Demirkapi began working with WPI in January to get the school to fix the flaw, which took several weeks. An external scan showed him many other colleges were using the same software and likely suffering from the same vulnerability. He reached out to several dozen schools this week to inform them of the misconfiguration. He came forward to me because he wanted to draw attention to it so other schools could fix it, and did not believe TargetX had done enough to inform schools about the problem.
WPI said that Demirkapi was never in a position to impact his admissions decision.
“The WPI admissions process includes numerous steps and simply checking ‘admitted’ would not have resulted in admission to WPI,” wrote Allison Duffy, Director of Public Relations for the school. “WPI is continually evolving and strengthening its security measures. The university takes the security of information very seriously and has robust cybersecurity protection and monitoring in place in order to avert attempts like this,” Duffy also wrote.
Demirkapi wondered if subtle changes to his application information would be caught, however.
“Obviously if I set myself to accepted I’d probably get caught down the line. The point was to show I could really edit anything,” he said. “, I don’t know how well they’d detect if I changed subtle things. Perhaps if I edited my teacher’s recommendations. Or edited my AP scores.”
It is unclear if accessing or editing TargetX fields might have an impact on a student’s application at other schools. Would some other process catch suddenly-altered SAT scores? Would a simple change to “accepted” have allowed Demirkapi to enroll in classes? Or would, as WPI says, such edits have been caught somewhere else along the process?
TargetX did not immediately respond to a request for comment. On a security mailing list devoted to colleges, someone identifying himself as Brian Kelly of Educause.com wrote that he had communicated with the CEO of TargetX.
“The CEO of TargetX reached out to me immediately and provided the information below,” Kelly, who identifies himself as “Director, Cybersecurity Program,” wrote. Kelly did not immediately respond to a request to confirm the authenticity of the email. “We had a great conversation today and he shares the spirit and intent of our Cybersecurity community and the value of information sharing. ‘Yesterday a blog post described an incident where an applicant accessed only his own data through a Salesforce default page without authorization. Due to permission settings, the applicant was able to demonstrate that he could read and edit select data. No other student data was accessed. When this was first reported in January, TargetX worked closely with our customer to resolve this situation by updating permissions settings. Since then they have updated customers on this issue, and continue to ensure that customers have the correct settings in place. TargetX takes all security issues seriously.’ ”
Bradley Shear, a Washington D.C.-based lawyer and expert in privacy issues relating to colleges, said the incident highlights colleges’ increased use of digital tools to track applicants, and the risks that creates.

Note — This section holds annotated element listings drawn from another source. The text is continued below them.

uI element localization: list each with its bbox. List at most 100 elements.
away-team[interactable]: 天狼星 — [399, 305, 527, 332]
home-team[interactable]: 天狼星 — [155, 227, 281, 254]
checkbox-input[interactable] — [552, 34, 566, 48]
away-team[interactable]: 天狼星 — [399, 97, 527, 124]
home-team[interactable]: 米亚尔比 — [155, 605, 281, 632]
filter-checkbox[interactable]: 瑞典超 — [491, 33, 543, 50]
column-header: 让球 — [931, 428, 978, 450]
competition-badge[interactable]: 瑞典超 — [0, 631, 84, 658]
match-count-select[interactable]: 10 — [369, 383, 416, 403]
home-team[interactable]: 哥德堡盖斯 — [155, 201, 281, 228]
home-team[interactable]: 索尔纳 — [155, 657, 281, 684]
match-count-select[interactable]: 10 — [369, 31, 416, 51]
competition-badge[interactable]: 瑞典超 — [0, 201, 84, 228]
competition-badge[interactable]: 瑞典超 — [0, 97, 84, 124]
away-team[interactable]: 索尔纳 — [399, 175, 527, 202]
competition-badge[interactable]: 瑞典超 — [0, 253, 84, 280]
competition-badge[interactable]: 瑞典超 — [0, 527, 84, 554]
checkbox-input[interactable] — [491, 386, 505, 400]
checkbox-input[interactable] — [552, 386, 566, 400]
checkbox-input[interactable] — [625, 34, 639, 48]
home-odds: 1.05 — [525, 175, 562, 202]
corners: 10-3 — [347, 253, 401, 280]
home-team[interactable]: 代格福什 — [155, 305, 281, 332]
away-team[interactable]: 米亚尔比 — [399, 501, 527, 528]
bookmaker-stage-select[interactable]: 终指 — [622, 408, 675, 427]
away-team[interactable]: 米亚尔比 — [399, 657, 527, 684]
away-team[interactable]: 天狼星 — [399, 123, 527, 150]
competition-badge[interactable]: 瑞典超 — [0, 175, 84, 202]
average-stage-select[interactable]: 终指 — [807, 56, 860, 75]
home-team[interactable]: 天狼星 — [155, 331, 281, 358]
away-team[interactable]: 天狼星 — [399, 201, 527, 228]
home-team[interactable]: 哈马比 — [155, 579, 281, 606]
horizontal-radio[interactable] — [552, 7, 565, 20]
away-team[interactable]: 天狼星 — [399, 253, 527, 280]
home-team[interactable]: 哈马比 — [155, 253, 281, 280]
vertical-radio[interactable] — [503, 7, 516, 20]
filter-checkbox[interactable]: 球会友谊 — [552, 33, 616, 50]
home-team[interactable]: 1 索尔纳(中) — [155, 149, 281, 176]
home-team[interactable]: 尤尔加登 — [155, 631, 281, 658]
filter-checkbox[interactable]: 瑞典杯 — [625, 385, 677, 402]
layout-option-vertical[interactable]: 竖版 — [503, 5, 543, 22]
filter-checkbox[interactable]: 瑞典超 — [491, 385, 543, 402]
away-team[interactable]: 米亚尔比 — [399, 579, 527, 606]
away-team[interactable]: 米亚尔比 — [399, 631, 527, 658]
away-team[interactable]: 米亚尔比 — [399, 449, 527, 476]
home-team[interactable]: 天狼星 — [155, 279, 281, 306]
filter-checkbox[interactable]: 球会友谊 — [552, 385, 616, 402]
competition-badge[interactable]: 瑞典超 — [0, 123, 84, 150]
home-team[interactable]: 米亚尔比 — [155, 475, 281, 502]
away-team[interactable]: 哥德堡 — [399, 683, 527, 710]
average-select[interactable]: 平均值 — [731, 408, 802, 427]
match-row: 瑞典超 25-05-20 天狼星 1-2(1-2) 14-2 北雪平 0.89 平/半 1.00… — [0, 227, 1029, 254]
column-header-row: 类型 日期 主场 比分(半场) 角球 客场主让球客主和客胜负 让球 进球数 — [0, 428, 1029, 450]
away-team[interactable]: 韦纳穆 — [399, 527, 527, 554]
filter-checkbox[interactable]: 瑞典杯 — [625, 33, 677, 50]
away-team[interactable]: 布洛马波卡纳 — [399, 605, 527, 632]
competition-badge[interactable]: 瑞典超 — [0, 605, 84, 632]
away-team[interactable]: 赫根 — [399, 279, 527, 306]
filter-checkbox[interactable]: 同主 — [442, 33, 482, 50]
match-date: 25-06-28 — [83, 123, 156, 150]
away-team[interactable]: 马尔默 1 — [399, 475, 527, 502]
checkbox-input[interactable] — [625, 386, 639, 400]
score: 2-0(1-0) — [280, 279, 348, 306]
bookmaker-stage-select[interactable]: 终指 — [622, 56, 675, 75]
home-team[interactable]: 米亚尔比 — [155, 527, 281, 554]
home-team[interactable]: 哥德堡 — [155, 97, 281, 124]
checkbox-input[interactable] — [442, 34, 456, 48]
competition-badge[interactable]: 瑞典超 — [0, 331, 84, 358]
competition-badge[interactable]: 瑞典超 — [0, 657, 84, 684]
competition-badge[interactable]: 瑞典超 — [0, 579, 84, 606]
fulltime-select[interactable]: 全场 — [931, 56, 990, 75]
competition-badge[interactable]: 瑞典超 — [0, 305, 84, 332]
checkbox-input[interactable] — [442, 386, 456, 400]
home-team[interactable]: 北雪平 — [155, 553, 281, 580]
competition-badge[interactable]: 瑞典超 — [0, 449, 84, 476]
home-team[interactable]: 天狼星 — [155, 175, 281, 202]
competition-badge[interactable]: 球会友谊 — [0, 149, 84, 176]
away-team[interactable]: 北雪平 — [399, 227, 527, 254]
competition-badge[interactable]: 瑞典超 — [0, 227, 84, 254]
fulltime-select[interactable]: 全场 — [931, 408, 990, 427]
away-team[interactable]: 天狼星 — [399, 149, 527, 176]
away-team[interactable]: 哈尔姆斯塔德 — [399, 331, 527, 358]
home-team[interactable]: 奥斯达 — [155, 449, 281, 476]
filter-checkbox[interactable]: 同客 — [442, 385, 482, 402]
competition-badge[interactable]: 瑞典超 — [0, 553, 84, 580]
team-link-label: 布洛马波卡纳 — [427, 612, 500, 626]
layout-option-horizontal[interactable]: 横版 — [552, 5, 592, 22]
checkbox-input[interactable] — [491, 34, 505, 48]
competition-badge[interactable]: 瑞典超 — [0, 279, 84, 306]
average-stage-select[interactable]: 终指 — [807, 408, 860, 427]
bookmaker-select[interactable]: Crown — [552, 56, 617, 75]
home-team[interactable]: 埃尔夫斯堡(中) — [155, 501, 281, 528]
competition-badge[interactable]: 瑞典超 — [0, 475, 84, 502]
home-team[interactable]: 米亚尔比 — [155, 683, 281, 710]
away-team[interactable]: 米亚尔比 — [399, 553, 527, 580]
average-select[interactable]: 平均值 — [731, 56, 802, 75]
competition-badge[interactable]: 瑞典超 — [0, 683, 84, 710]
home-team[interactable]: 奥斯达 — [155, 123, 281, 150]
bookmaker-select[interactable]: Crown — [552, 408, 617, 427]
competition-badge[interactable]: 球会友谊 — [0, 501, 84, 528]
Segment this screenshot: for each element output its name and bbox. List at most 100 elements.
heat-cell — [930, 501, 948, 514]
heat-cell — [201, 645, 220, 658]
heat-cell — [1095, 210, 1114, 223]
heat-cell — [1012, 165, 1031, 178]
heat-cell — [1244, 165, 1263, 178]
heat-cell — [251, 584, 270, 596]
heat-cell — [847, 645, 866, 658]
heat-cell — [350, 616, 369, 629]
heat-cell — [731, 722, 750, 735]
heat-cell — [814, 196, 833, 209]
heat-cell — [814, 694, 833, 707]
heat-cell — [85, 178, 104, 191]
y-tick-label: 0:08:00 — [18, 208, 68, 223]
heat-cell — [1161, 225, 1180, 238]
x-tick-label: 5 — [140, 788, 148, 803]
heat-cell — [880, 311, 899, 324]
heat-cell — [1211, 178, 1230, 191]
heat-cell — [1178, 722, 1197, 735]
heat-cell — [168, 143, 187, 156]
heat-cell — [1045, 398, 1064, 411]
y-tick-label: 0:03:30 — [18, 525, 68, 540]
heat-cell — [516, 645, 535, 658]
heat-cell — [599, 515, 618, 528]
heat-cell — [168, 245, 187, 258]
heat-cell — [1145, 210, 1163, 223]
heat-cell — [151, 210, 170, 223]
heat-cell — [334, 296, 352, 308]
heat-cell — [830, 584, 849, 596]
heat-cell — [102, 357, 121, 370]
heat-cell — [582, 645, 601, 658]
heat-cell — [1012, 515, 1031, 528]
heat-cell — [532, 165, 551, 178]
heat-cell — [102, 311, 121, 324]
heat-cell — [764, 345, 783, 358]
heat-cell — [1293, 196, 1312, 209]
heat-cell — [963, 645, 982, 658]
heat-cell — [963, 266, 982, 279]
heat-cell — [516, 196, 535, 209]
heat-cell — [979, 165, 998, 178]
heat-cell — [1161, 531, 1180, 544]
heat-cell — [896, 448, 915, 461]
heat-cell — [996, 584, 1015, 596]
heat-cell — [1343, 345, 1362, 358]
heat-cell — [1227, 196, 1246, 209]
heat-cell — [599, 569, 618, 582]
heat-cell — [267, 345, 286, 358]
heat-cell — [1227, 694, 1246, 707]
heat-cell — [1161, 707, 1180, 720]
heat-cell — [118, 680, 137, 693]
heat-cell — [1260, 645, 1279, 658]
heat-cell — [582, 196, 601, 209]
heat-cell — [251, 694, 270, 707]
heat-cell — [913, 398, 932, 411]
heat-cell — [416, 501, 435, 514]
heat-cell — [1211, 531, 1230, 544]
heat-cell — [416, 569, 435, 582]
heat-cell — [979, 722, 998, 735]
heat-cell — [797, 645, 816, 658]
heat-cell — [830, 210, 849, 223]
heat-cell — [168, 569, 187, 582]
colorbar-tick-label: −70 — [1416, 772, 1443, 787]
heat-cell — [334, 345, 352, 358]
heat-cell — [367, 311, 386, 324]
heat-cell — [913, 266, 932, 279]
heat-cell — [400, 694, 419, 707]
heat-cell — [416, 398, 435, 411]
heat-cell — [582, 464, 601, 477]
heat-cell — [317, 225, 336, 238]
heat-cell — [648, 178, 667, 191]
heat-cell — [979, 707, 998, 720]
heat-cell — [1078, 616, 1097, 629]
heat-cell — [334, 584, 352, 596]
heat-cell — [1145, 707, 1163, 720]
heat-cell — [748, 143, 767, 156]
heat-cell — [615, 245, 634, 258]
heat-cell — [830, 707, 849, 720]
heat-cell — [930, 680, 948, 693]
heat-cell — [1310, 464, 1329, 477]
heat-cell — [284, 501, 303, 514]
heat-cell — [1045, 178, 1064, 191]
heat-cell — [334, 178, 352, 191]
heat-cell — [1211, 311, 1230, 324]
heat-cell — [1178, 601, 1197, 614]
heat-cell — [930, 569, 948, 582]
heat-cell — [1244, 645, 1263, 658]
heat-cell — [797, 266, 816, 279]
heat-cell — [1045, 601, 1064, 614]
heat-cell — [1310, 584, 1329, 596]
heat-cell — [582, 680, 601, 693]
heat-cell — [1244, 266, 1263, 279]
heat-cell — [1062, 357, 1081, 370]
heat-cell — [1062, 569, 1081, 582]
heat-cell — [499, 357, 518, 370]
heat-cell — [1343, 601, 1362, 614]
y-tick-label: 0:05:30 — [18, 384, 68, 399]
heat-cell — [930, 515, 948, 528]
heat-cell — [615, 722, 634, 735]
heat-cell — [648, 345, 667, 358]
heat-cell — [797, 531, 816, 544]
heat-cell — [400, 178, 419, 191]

“So, this is like Ferris Bueller changing his grades but here changing the computer system to admit a student instead of paying $500,000?” he said. “It sounds very interesting, especially in light of this recent WP article that verifies what I have been saying for years that parents are digging up digital dirt on their kids’ friends and sending it to colleges to sabotage any competitors to their kids’ dream colleges.”
Again, there is no indication that students could access anyone else’s application data.
“I named this post ‘Hacking College Admissions’ because this vulnerability was not just in WPI. Besides WPI confirming this to me themselves, I found similar vulnerabilities in other schools that were using the TargetX platform,” Demirkapi wrote. Since he began this quest to warn universities about this flaw, Demirkapi has chosen another college — one that didn’t suffer from the flaw. “Maybe students should be taking a better look at the systems around them, because all I can imagine is if someone found something like this and used it to cheat the system.”